Antiquities and Culture

After a week on Lesbos, we returned to Athens to meet the full team. First on the agenda was an antiquities tour of the Pnyx, which is an assembly hill in Athens.  We had a wonderful volunteer guide who has a PhD in antiquities from some elite school which I can't remember the name of but was very impressed with at the time.  I think she was somewhat appalled by our lack of knowledge about ancient Greece, but she hid it well!  I wanted to ask lots of questions but the foremost in my mind was "Why are you wearing long pants and long sleeves?"  It was 100 F, after all!

She talked to us about the Battle of Marathon, the temples on the Acropolis, the Agora and Mars Hill. The Pnyx is the area where the Athenians assembled to make decisions.




Here Barb reads Paul's "Mars Hill" sermon.  Now we were familiar with that!
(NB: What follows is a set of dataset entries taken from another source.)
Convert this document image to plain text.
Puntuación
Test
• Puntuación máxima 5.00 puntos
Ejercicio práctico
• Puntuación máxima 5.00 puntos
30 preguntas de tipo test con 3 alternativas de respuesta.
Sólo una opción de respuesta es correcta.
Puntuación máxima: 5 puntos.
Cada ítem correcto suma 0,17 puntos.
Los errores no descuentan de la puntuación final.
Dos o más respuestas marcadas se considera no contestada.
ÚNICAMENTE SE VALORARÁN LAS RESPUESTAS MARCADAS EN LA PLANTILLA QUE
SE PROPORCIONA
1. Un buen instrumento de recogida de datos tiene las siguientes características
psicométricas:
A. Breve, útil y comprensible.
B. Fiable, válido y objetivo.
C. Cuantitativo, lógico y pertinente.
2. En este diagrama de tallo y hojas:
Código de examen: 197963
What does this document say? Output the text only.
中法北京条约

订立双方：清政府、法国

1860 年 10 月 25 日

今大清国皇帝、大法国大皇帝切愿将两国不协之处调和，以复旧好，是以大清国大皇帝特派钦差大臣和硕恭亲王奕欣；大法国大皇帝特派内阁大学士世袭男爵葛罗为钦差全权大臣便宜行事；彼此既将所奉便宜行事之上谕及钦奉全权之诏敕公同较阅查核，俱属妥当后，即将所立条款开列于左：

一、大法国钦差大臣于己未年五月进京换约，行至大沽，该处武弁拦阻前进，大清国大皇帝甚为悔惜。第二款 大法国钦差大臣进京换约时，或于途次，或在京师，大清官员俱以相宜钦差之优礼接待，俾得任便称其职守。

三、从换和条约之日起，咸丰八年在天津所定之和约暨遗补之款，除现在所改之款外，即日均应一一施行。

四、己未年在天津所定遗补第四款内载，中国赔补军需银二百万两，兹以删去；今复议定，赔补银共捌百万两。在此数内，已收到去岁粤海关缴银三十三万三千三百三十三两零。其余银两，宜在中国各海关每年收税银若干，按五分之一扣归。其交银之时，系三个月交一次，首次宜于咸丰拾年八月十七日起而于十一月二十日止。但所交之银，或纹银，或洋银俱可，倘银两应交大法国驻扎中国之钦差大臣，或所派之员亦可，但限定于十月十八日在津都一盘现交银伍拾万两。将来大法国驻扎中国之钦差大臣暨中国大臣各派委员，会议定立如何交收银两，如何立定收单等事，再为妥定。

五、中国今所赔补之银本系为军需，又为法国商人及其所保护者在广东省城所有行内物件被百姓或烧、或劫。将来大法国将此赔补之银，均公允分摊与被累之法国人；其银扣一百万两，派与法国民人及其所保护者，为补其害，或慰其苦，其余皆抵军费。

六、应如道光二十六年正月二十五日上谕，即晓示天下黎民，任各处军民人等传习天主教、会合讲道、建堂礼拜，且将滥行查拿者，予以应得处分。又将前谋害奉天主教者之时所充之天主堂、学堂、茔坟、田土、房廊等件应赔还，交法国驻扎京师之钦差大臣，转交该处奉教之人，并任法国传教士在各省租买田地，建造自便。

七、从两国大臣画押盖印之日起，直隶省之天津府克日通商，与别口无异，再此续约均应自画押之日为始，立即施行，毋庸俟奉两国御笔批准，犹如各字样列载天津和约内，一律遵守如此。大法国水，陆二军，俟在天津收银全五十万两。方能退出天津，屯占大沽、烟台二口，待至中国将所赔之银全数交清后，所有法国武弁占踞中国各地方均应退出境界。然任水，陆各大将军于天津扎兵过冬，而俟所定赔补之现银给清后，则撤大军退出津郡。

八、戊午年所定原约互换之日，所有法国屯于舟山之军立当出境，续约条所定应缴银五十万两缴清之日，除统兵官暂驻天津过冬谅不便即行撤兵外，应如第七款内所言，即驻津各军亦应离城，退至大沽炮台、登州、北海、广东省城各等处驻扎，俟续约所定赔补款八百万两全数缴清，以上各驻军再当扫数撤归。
We ended our tour with a group photo:


After our antiquities tour, we headed to the church plant at Glyfada for Iranian culture night. There was Iranian food (lamb kebobs mostly - so much meat!):


and Iranian classical music for entertainment:


The concert was quite lengthy and a little hard to pay attention to in another language.  I was impressed that everyone stayed awake - especially those who had just arrived in the country and were experiencing jet lag!

  
Terry was not paying much attention to the entertainment.  He was making his own entertainment by sitting in the back and shooting preschoolers with water guns!  He eventually got all of them in on the action:






The next morning, Terry and I got up early so we could get to the Acropolis and back before church started (and before it got too hot!).  We enjoyed taking a leisurely walk around and taking in the sights of the temples and the views of Athens below:





In the Cave of Pan on side of the Acropolis







Mars Hill in foreground


Me on Mars Hill 


After seeing all these temples and such in person, the boldness of the sermon that Paul gave on Mars Hill in Acts 17 is even more impressive to me.  When he told them that "God does not live in temples made by human hands" with this view in the background, that took some nerve!  When he said in Corinthians that the Greeks love wisdom, he was speaking of a people who literally worshiped the goddess of wisdom - Athena. It was neat to actually walk down from the Acropolis and its ruined temples to the evangelical church service to worship the true source of wisdom!